# English-to-Bengali Transformer Translation

In [None]:
import tensorflow as tf
from tensorflow.keras import layers
from models.transformer import Transformer
import numpy as np
import string
import re
import pandas as pd
import random

`Dataset Preprocessing & Vectorization`

In [None]:
strip_chars = string.punctuation
strip_chars = strip_chars.replace("[", "")
strip_chars = strip_chars.replace("]", "")
def custom_standardization(input_string):
    lowercase = tf.strings.lower(input_string)
    return tf.strings.regex_replace(
        lowercase, f"[{re.escape(strip_chars)}]", "")

In [None]:
vocab_size = 9000
sequence_length = 20
batch_size = 64

source_vectorization = layers.TextVectorization(
    max_tokens=vocab_size,
    output_mode="int",
    output_sequence_length=sequence_length)

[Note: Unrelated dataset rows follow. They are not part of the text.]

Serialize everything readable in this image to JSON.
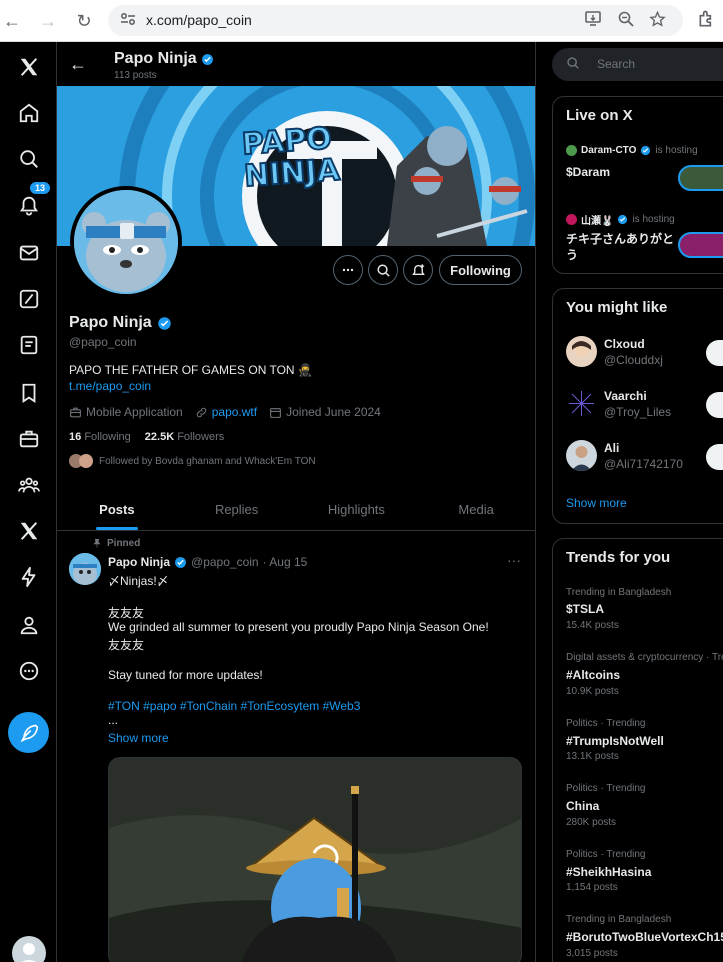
{
  "browser": {
    "url": "x.com/papo_coin",
    "back_glyph": "←",
    "forward_glyph": "→",
    "reload_glyph": "↻"
  },
  "rail": {
    "notifications_badge": "13"
  },
  "header": {
    "name": "Papo Ninja",
    "posts_count": "113 posts"
  },
  "banner": {
    "line1": "PAPO",
    "line2": "NINJA"
  },
  "profile": {
    "name": "Papo Ninja",
    "handle": "@papo_coin",
    "bio": "PAPO THE FATHER OF GAMES ON TON 🥷",
    "link": "t.me/papo_coin",
    "category": "Mobile Application",
    "website": "papo.wtf",
    "joined": "Joined June 2024",
    "following_count": "16",
    "following_label": "Following",
    "followers_count": "22.5K",
    "followers_label": "Followers",
    "followed_by": "Followed by Bovda ghanam and Whack'Em TON",
    "follow_button": "Following"
  },
  "tabs": [
    "Posts",
    "Replies",
    "Highlights",
    "Media"
  ],
  "pinned_tweet": {
    "pinned_label": "Pinned",
    "author": "Papo Ninja",
    "handle": "@papo_coin",
    "date": "· Aug 15",
    "lines": [
      "〆Ninjas!〆",
      "",
      "友友友",
      "We grinded all summer to present you proudly Papo Ninja Season One!",
      "友友友",
      "",
      "Stay tuned for more updates!"
    ],
    "hashtags": "#TON #papo #TonChain #TonEcosytem #Web3",
    "ellipsis": "...",
    "show_more": "Show more"
  },
  "right": {
    "search_placeholder": "Search",
    "live": {
      "title": "Live on X",
      "items": [
        {
          "host": "Daram-CTO",
          "status": "is hosting",
          "title": "$Daram"
        },
        {
          "host": "山瀬🐰",
          "status": "is hosting",
          "title": "チキ子さんありがとう"
        }
      ]
    },
    "who_to_follow": {
      "title": "You might like",
      "users": [
        {
          "name": "Clxoud",
          "handle": "@Clouddxj"
        },
        {
          "name": "Vaarchi",
          "handle": "@Troy_Liles"
        },
        {
          "name": "Ali",
          "handle": "@Ali71742170"
        }
      ],
      "show_more": "Show more"
    },
    "trends": {
      "title": "Trends for you",
      "items": [
        {
          "meta": "Trending in Bangladesh",
          "name": "$TSLA",
          "count": "15.4K posts"
        },
        {
          "meta": "Digital assets & cryptocurrency · Trending",
          "name": "#Altcoins",
          "count": "10.9K posts"
        },
        {
          "meta": "Politics · Trending",
          "name": "#TrumpIsNotWell",
          "count": "13.1K posts"
        },
        {
          "meta": "Politics · Trending",
          "name": "China",
          "count": "280K posts"
        },
        {
          "meta": "Politics · Trending",
          "name": "#SheikhHasina",
          "count": "1,154 posts"
        },
        {
          "meta": "Trending in Bangladesh",
          "name": "#BorutoTwoBlueVortexCh15",
          "count": "3,015 posts"
        }
      ]
    }
  },
  "colors": {
    "accent": "#1d9bf0",
    "background": "#000000",
    "border": "#2f3336",
    "muted": "#71767b"
  }
}
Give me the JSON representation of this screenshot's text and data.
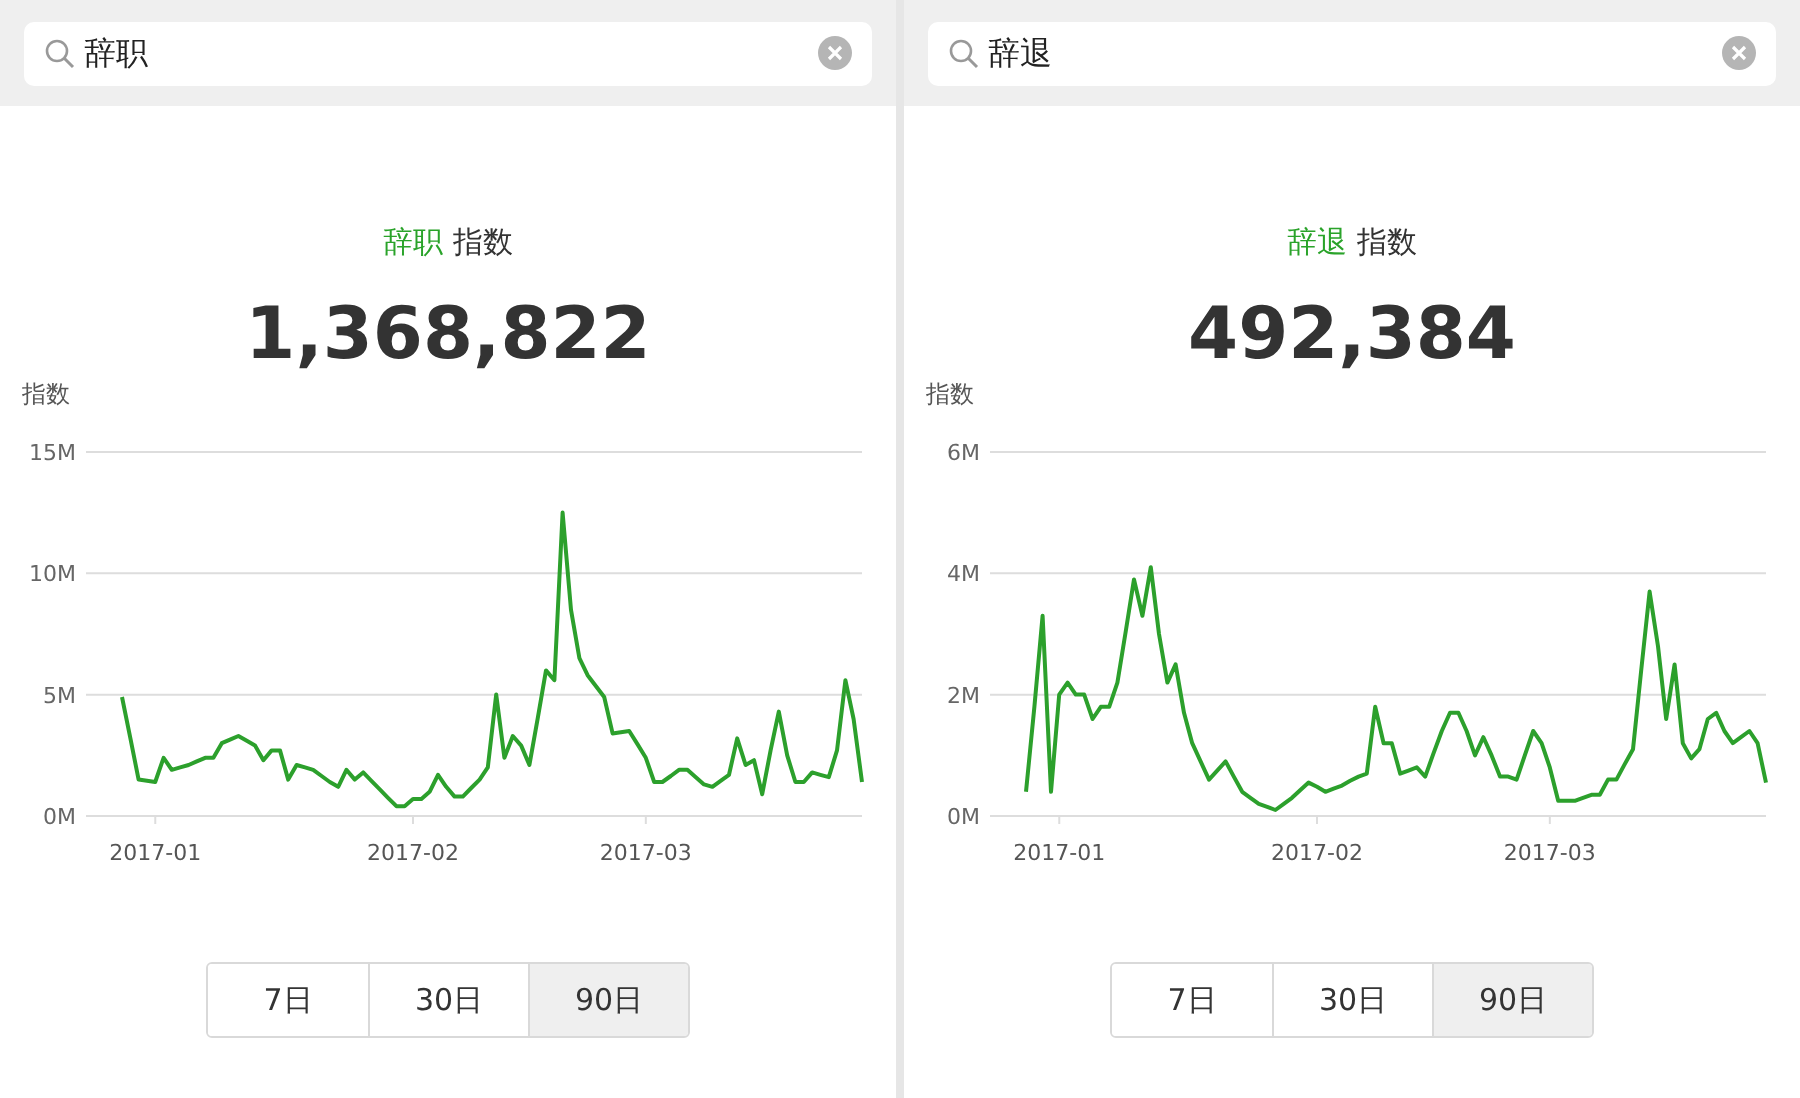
{
  "panels": [
    {
      "search": {
        "value": "辞职"
      },
      "heading": {
        "keyword": "辞职",
        "suffix": "指数"
      },
      "total": "1,368,822",
      "chart_data": {
        "type": "line",
        "ylabel": "指数",
        "ylim": [
          0,
          15
        ],
        "yticks": [
          {
            "value": 0,
            "label": "0M"
          },
          {
            "value": 5,
            "label": "5M"
          },
          {
            "value": 10,
            "label": "10M"
          },
          {
            "value": 15,
            "label": "15M"
          }
        ],
        "categories": [
          null,
          null,
          null,
          null,
          "2017-01",
          null,
          null,
          null,
          null,
          null,
          null,
          null,
          null,
          null,
          null,
          null,
          null,
          null,
          null,
          null,
          null,
          null,
          null,
          null,
          null,
          null,
          null,
          null,
          null,
          null,
          null,
          null,
          null,
          null,
          null,
          "2017-02",
          null,
          null,
          null,
          null,
          null,
          null,
          null,
          null,
          null,
          null,
          null,
          null,
          null,
          null,
          null,
          null,
          null,
          null,
          null,
          null,
          null,
          null,
          null,
          null,
          null,
          null,
          null,
          "2017-03",
          null,
          null,
          null,
          null,
          null,
          null,
          null,
          null,
          null,
          null,
          null,
          null,
          null,
          null,
          null,
          null,
          null,
          null,
          null,
          null,
          null,
          null,
          null,
          null,
          null,
          null
        ],
        "series": [
          {
            "color": "#2ca02c",
            "values": [
              4.9,
              3.2,
              1.5,
              1.45,
              1.4,
              2.4,
              1.9,
              2.0,
              2.1,
              2.25,
              2.4,
              2.4,
              3.0,
              3.15,
              3.3,
              3.1,
              2.9,
              2.3,
              2.7,
              2.7,
              1.5,
              2.1,
              2.0,
              1.9,
              1.65,
              1.4,
              1.2,
              1.9,
              1.5,
              1.8,
              1.45,
              1.1,
              0.75,
              0.4,
              0.4,
              0.7,
              0.7,
              1.0,
              1.7,
              1.2,
              0.8,
              0.8,
              1.15,
              1.5,
              2.0,
              5.0,
              2.4,
              3.3,
              2.9,
              2.1,
              4.05,
              6.0,
              5.6,
              12.5,
              8.5,
              6.5,
              5.8,
              5.35,
              4.9,
              3.4,
              3.45,
              3.5,
              2.95,
              2.4,
              1.4,
              1.4,
              1.65,
              1.9,
              1.9,
              1.6,
              1.3,
              1.2,
              1.45,
              1.7,
              3.2,
              2.1,
              2.3,
              0.9,
              2.7,
              4.3,
              2.5,
              1.4,
              1.4,
              1.8,
              1.7,
              1.6,
              2.7,
              5.6,
              4.0,
              1.4
            ]
          }
        ]
      },
      "ranges": [
        {
          "label": "7日",
          "selected": false
        },
        {
          "label": "30日",
          "selected": false
        },
        {
          "label": "90日",
          "selected": true
        }
      ]
    },
    {
      "search": {
        "value": "辞退"
      },
      "heading": {
        "keyword": "辞退",
        "suffix": "指数"
      },
      "total": "492,384",
      "chart_data": {
        "type": "line",
        "ylabel": "指数",
        "ylim": [
          0,
          6
        ],
        "yticks": [
          {
            "value": 0,
            "label": "0M"
          },
          {
            "value": 2,
            "label": "2M"
          },
          {
            "value": 4,
            "label": "4M"
          },
          {
            "value": 6,
            "label": "6M"
          }
        ],
        "categories": [
          null,
          null,
          null,
          null,
          "2017-01",
          null,
          null,
          null,
          null,
          null,
          null,
          null,
          null,
          null,
          null,
          null,
          null,
          null,
          null,
          null,
          null,
          null,
          null,
          null,
          null,
          null,
          null,
          null,
          null,
          null,
          null,
          null,
          null,
          null,
          null,
          "2017-02",
          null,
          null,
          null,
          null,
          null,
          null,
          null,
          null,
          null,
          null,
          null,
          null,
          null,
          null,
          null,
          null,
          null,
          null,
          null,
          null,
          null,
          null,
          null,
          null,
          null,
          null,
          null,
          "2017-03",
          null,
          null,
          null,
          null,
          null,
          null,
          null,
          null,
          null,
          null,
          null,
          null,
          null,
          null,
          null,
          null,
          null,
          null,
          null,
          null,
          null,
          null,
          null,
          null,
          null,
          null
        ],
        "series": [
          {
            "color": "#2ca02c",
            "values": [
              0.4,
              1.8,
              3.3,
              0.4,
              2.0,
              2.2,
              2.0,
              2.0,
              1.6,
              1.8,
              1.8,
              2.2,
              3.05,
              3.9,
              3.3,
              4.1,
              3.0,
              2.2,
              2.5,
              1.7,
              1.2,
              0.9,
              0.6,
              0.75,
              0.9,
              0.65,
              0.4,
              0.3,
              0.2,
              0.15,
              0.1,
              0.2,
              0.3,
              0.43,
              0.55,
              0.48,
              0.4,
              0.45,
              0.5,
              0.58,
              0.65,
              0.7,
              1.8,
              1.2,
              1.2,
              0.7,
              0.75,
              0.8,
              0.65,
              1.03,
              1.4,
              1.7,
              1.7,
              1.4,
              1.0,
              1.3,
              1.0,
              0.65,
              0.65,
              0.6,
              1.0,
              1.4,
              1.2,
              0.8,
              0.25,
              0.25,
              0.25,
              0.3,
              0.35,
              0.35,
              0.6,
              0.6,
              0.85,
              1.1,
              2.4,
              3.7,
              2.8,
              1.6,
              2.5,
              1.2,
              0.95,
              1.1,
              1.6,
              1.7,
              1.4,
              1.2,
              1.3,
              1.4,
              1.2,
              0.55
            ]
          }
        ]
      },
      "ranges": [
        {
          "label": "7日",
          "selected": false
        },
        {
          "label": "30日",
          "selected": false
        },
        {
          "label": "90日",
          "selected": true
        }
      ]
    }
  ]
}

target_vectorization = layers.TextVectorization(
    max_tokens=vocab_size,
    output_mode="int",
    output_sequence_length=sequence_length + 1,
    standardize=custom_standardization)

`Data loading function`

In [None]:
def load_data():
    with open("/content/ben.txt", encoding='utf-8') as f:
        lines = f.readlines()

    text_pairs = []
    for line in lines:
        parts = line.strip().split('\t')
        if len(parts) >= 2:
            en, bn = parts[0], parts[1]
            text_pairs.append((en, '[start] '+ bn + ' [end]'))

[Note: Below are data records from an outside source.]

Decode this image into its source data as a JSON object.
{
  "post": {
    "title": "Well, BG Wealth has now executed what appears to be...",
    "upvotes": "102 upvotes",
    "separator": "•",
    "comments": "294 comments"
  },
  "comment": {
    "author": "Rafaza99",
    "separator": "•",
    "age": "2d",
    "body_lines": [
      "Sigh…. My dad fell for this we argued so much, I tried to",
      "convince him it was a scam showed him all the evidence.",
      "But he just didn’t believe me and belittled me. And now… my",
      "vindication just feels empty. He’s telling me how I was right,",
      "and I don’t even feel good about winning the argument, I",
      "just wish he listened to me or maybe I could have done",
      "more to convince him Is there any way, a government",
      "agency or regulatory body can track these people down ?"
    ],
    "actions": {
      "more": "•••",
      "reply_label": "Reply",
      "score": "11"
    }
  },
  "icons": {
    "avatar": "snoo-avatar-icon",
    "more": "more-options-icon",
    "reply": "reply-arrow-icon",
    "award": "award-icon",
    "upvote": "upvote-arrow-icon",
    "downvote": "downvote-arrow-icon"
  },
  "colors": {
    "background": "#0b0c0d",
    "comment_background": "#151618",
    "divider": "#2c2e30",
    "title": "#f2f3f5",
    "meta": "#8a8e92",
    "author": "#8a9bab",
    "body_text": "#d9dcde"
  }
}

    df = pd.DataFrame(text_pairs, columns=["en", "bn"]).drop_duplicates()
    print(df[4000:6000:400])
    return text_pairs

In [None]:
text_pairs = load_data()

random.shuffle(text_pairs)
num_val_samples = int(0.15 * len(text_pairs))
num_train_samples = len(text_pairs) - 2 * num_val_samples
train_pairs = text_pairs[:num_train_samples]
val_pairs = text_pairs[num_train_samples:num_train_samples + num_val_samples]
test_pairs = text_pairs[num_train_samples + num_val_samples:]

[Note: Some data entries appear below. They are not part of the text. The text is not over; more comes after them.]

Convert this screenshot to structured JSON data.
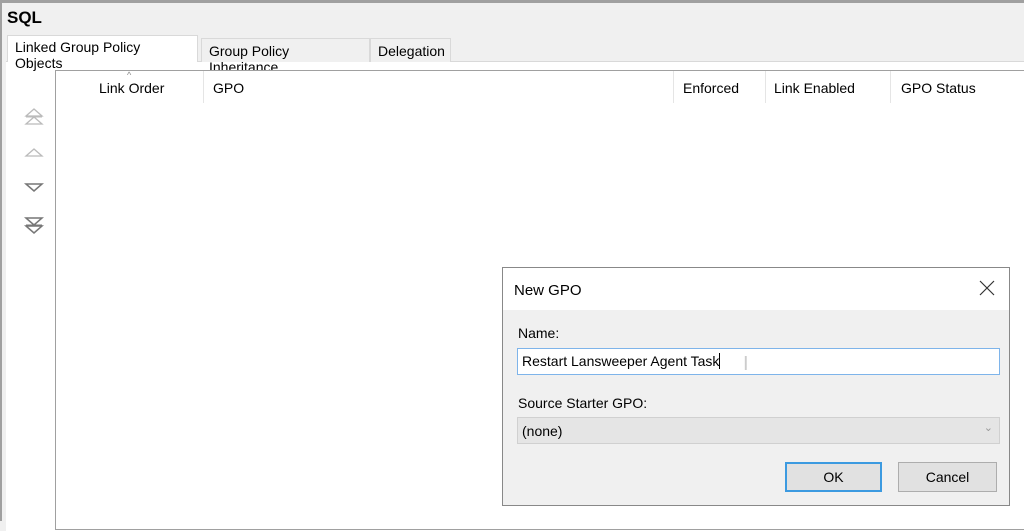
{
  "header": {
    "title": "SQL"
  },
  "tabs": [
    {
      "label": "Linked Group Policy Objects",
      "active": true
    },
    {
      "label": "Group Policy Inheritance"
    },
    {
      "label": "Delegation"
    }
  ],
  "table": {
    "columns": [
      "Link Order",
      "GPO",
      "Enforced",
      "Link Enabled",
      "GPO Status"
    ],
    "sort_column": "Link Order",
    "rows": []
  },
  "order_buttons": [
    "move-to-top-icon",
    "move-up-icon",
    "move-down-icon",
    "move-to-bottom-icon"
  ],
  "dialog": {
    "title": "New GPO",
    "name_label": "Name:",
    "name_value": "Restart Lansweeper Agent Task",
    "source_label": "Source Starter GPO:",
    "source_value": "(none)",
    "ok_label": "OK",
    "cancel_label": "Cancel",
    "accent": "#3c9ae0"
  }
}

train_eng = [pair[0] for pair in train_pairs]
train_ben = [pair[1] for pair in train_pairs]

source_vectorization.adapt(train_eng)
target_vectorization.adapt(train_ben)

                                        en  \
4000            Would you like to come in?   
4400          Tom has never been so happy.   
4800        What time do you start school?   
5200     I've told you so a hundred times.   
5600  Tell me the reason why he was fired.   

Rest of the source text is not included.